I am sharing my thoughts when I was trying the problem.
I was trying to prove this statement by contradiction. So I assumed first that the number of solutions to this equation is infinite and then I tried to find a finite natural number, let us say 'A' which will be relatively prime to all those infinitely many solutions of that equation.
Now by Euler's theorem all those solutions of that equation will divide this particular integer: $$A^{\phi(x)} – 1.$$
$x$ is a solution to that equation and $\phi()$ is Euler's function.
Now as the number of solutions is infinite so it can be claimed that there are solutions which are infinitely large, since all the solutions belong to the set of natural numbers.
And then as all the solutions must divide this integer $A^{\phi(x)} – 1$ , this integer must be infinitely large which will be a contradiction to our assumption.
But I am unable to find such finite particular integer A which will do the work.
Please help me to know whether it is possible to find such A? If yes,then how?
And if no then how to solve the problem?
Best Answer
Yes, your idea can be made to work.
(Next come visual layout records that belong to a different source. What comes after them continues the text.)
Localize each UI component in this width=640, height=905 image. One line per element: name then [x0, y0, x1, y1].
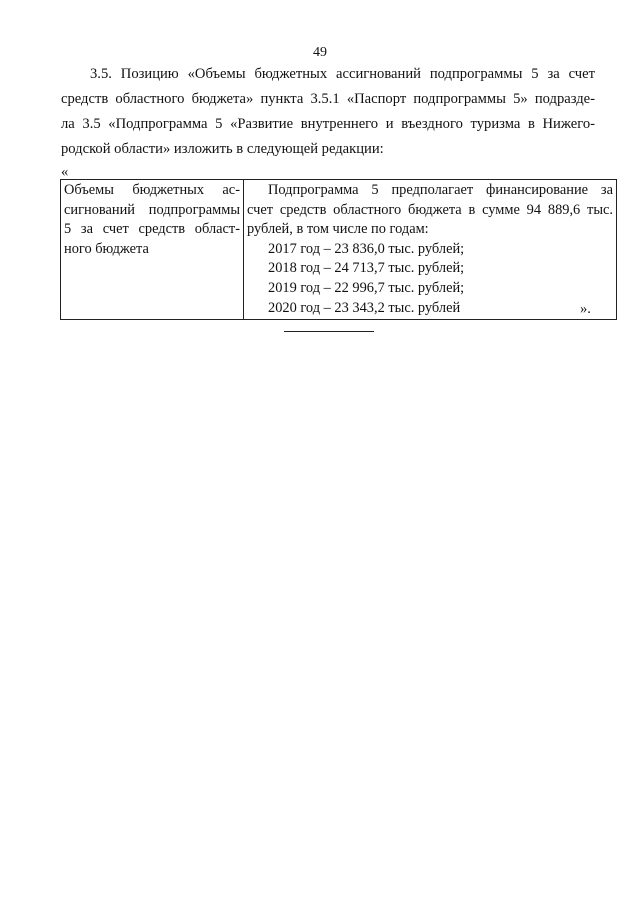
- cell-line: 2017 год – 23 836,0 тыс. рублей;: [268, 240, 465, 257]
- divider: [284, 331, 374, 332]
- table-cell-value: [244, 180, 617, 320]
- paragraph-line: родской области» изложить в следующей редакции:: [61, 141, 384, 157]
- opening-quote: «: [61, 164, 69, 180]
- cell-line: 5 за счет средств област-: [64, 221, 240, 238]
- passport-table: [60, 179, 617, 320]
- table-row: [61, 180, 617, 320]
- page-number: 49: [313, 45, 327, 60]
- cell-line: рублей, в том числе по годам:: [247, 221, 429, 238]
- cell-line: сигнований подпрограммы: [64, 201, 240, 218]
- table-cell-label: [61, 180, 244, 320]
- paragraph-line: средств областного бюджета» пункта 3.5.1 «Паспорт подпрограммы 5» подразде-: [61, 91, 595, 107]
- cell-line: 2019 год – 22 996,7 тыс. рублей;: [268, 279, 465, 296]
- closing-quote: ».: [580, 301, 591, 317]
- cell-line: Объемы бюджетных ас-: [64, 182, 240, 198]
- cell-line: Подпрограмма 5 предполагает финансирование за: [268, 182, 613, 198]
- cell-line: 2020 год – 23 343,2 тыс. рублей: [268, 299, 461, 316]
- cell-line: ного бюджета: [64, 240, 149, 257]
- cell-line: счет средств областного бюджета в сумме 94 889,6 тыс.: [247, 201, 613, 218]
- body-paragraph: [61, 62, 595, 162]
- cell-line: 2018 год – 24 713,7 тыс. рублей;: [268, 260, 465, 277]
- paragraph-line: ла 3.5 «Подпрограмма 5 «Развитие внутреннего и въездного туризма в Нижего-: [61, 116, 595, 132]
- paragraph-line: 3.5. Позицию «Объемы бюджетных ассигнований подпрограммы 5 за счет: [90, 66, 595, 82]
Here is an argument. Assume that there are infinitely many solutions. One needs to get a contradiction. Note that the prime factors $p$ in $x$ cannot exceed $n+1$, otherwise $\phi(x)\geq \phi(p)=p-1>n$, showing that $x$ is not a solution. It suffices now to choose $A$ to be any prime number greater than $n+1$. Then $A$ is relatively prime to all the infinitely many solutions $x$. This gives a contradiction by the Euler's theorem as you mentioned. QED
Alternatively, a high-brow argument is to apply the following result (see reference herein): $$\phi(n)>\frac n{e^{\gamma}\log\log n+\frac 3{\log\log n}},~n>2,$$ where $\gamma$ is the Euler constant. The result follows, since the right hand side of the inequality goes to $\infty$ as $n$ goes to $\infty$.
Yet another proof: Just a sketch. As above the prime factors $p$ of $x$ cannot exceed $n+1$. By trivial estimate, the number of distinct prime factors of $x$ cannot exceed $\lfloor\log_2 n\rfloor+2$. Furthermore the exponent of a prime power cannot exceed $\lfloor\log_2 n\rfloor+1$. This shows that there are only finitely possibilities for $x$ with $\phi(x)=n$.